Canadian natural gas production is capable of increasing by 65% over the next 20 years — but the potential will only be fulfilled if visions of overseas tanker exports come true, according to a fresh study of supply and demand trends.

The projections ahead to 2037, by the Canadian Energy Research Institute (CERI), rate as conceivable a rise in national output to 25 Bcf/d, up 10 Bcf/d from the currently depressed rate of 15 Bcf/d.

In CERI’S outlook, titled Canadian Natural Gas Market Review (Study 158), liquefied natural gas (LNG) exports account for 4 Bcf/d (40%) of anticipated production growth. The jump is rated as possible by the early 2020s.

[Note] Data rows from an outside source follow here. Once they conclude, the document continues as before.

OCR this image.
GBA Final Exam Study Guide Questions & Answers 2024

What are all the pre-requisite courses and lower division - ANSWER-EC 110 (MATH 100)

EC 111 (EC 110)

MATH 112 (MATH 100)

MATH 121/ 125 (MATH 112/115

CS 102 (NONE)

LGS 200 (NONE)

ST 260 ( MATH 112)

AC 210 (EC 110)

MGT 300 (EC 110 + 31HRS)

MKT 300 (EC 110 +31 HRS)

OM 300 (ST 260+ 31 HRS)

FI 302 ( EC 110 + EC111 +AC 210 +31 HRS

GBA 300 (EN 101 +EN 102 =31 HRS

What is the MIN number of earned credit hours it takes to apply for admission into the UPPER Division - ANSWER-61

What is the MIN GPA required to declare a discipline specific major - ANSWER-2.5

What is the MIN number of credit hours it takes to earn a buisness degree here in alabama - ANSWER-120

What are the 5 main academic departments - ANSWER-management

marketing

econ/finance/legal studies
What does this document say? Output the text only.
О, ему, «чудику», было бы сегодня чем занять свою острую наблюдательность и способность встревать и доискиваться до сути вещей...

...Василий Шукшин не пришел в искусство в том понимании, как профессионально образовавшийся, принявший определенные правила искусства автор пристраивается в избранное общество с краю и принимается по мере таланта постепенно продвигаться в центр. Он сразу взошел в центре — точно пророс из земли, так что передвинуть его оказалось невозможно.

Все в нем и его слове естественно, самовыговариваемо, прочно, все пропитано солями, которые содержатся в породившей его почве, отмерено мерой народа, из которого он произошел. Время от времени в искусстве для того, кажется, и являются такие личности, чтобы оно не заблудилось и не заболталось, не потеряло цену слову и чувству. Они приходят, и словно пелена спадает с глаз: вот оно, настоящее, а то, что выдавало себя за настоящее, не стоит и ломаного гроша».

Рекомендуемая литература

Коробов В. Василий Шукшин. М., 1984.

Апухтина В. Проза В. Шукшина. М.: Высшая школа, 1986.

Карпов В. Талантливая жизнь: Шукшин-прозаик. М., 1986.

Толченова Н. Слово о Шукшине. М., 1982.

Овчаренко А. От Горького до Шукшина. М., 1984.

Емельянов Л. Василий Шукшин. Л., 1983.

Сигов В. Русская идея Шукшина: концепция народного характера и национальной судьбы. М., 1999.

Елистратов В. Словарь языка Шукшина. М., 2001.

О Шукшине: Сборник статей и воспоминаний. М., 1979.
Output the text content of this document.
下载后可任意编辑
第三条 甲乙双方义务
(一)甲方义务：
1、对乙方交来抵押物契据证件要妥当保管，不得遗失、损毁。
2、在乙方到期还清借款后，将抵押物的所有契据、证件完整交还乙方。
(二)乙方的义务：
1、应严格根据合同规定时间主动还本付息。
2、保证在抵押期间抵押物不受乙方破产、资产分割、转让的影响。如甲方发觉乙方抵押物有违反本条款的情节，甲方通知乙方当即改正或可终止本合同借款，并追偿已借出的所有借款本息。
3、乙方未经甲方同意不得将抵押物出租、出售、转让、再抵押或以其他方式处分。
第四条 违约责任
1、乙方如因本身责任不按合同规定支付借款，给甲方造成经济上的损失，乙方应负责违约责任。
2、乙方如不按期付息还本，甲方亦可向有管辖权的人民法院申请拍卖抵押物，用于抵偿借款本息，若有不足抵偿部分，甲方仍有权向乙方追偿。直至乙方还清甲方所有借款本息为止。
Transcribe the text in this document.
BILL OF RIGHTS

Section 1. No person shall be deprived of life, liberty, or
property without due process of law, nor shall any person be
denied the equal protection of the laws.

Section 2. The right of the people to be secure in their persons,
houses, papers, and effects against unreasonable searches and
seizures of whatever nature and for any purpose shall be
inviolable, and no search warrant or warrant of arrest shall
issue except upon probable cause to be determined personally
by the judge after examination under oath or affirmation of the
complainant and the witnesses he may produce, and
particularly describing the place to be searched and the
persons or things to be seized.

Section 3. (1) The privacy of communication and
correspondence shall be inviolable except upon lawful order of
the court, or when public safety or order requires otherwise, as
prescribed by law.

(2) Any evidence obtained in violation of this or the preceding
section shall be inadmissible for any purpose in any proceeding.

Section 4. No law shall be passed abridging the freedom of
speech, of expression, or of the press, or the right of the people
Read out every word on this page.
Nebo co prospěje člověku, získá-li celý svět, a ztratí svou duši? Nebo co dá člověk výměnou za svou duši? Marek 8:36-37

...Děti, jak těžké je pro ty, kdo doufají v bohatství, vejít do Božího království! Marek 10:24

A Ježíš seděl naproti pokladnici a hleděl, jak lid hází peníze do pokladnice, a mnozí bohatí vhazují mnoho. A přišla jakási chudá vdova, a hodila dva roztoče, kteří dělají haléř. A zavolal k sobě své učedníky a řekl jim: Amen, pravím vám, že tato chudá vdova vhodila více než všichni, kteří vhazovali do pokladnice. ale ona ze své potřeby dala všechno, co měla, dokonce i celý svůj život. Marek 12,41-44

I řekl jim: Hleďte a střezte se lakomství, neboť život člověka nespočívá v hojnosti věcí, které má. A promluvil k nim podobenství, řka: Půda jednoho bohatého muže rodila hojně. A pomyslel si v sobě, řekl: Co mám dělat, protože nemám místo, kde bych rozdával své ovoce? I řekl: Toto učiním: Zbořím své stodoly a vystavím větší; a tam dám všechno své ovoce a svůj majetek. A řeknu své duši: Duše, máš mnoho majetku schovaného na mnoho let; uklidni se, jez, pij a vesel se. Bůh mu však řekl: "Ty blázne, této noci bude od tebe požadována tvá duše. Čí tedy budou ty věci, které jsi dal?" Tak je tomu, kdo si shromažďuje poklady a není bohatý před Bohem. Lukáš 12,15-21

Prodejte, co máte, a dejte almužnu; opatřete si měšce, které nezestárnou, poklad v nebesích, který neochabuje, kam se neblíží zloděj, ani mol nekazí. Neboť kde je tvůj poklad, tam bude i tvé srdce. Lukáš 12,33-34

But CERI acknowledges that the LNG forecast remains shaky. Of 25 terminal proposals, “only one Canadian project on either the Pacific or Atlantic coasts has reached a final investment decision [FID], the Petronas-backed Pacific NorthWest LNG project in Prince Rupert,” the institute said.

Pacific NorthWest still awaits clearance from the Canadian Environmental Assessment Agency and ratification of its recommendation by the federal cabinet (see Daily GPI, Feb. 19). The case has escalated into a contested aboriginal rights issue.

While the regulatory and political wrangling postpone the business decision, CERI said “Petronas has announced major spending cuts in its worldwide operations, leading to speculation that Pacific NorthWest LNG could be postponed.

“The other major British Columbia development that has a fair chance of proceeding is Shell’s LNG Canada. This project still awaits an FID. Shell announced in February 2016 that its FID would be delayed by approximately nine months, but it has obtained environmental certificates and the support of local First Nations.”

CERI expects gas consumption by power plants to rise gradually as environmental policies phase out coal. But most of the remaining 6 Bcf/d of potential Canadian production growth foreseen by CERI is a response to continuing steady expansion by Alberta thermal oilsands plants.

Since 2000 gas consumption in the northern bitumen belt surged to 2.5 Bcf/d from 700 MMcf/d, the institute recalls. An extensive inventory of oil sands projects under construction and approved foreshadows a doubling to 5 Bcf/d over the next 15 years, CERI said.

The development wave has slowed but not stopped. As in the past, reserves measured in billions of barrels enable the big corporations that can afford oil sands plants to spread costs over 50-60 year project lifespans and ride out commodity price cycles.

CERI’s 25 Bcf/d Canadian supply projection also includes retaining 3 Bcf/d of pipeline exports to the U.S., or about 30% of former sales after competition with American shale production settles down into stable regional market shares.

The institute, echoing the National Energy Board’s latest calculation, estimates that Canada has an astronomical 1,087 Tcf of marketable gas resources. CERI also cited widespread Canadian industry hope that prices will recover enough to support tapping more of the stockpile even if the market fails to regain former highs for 20 years.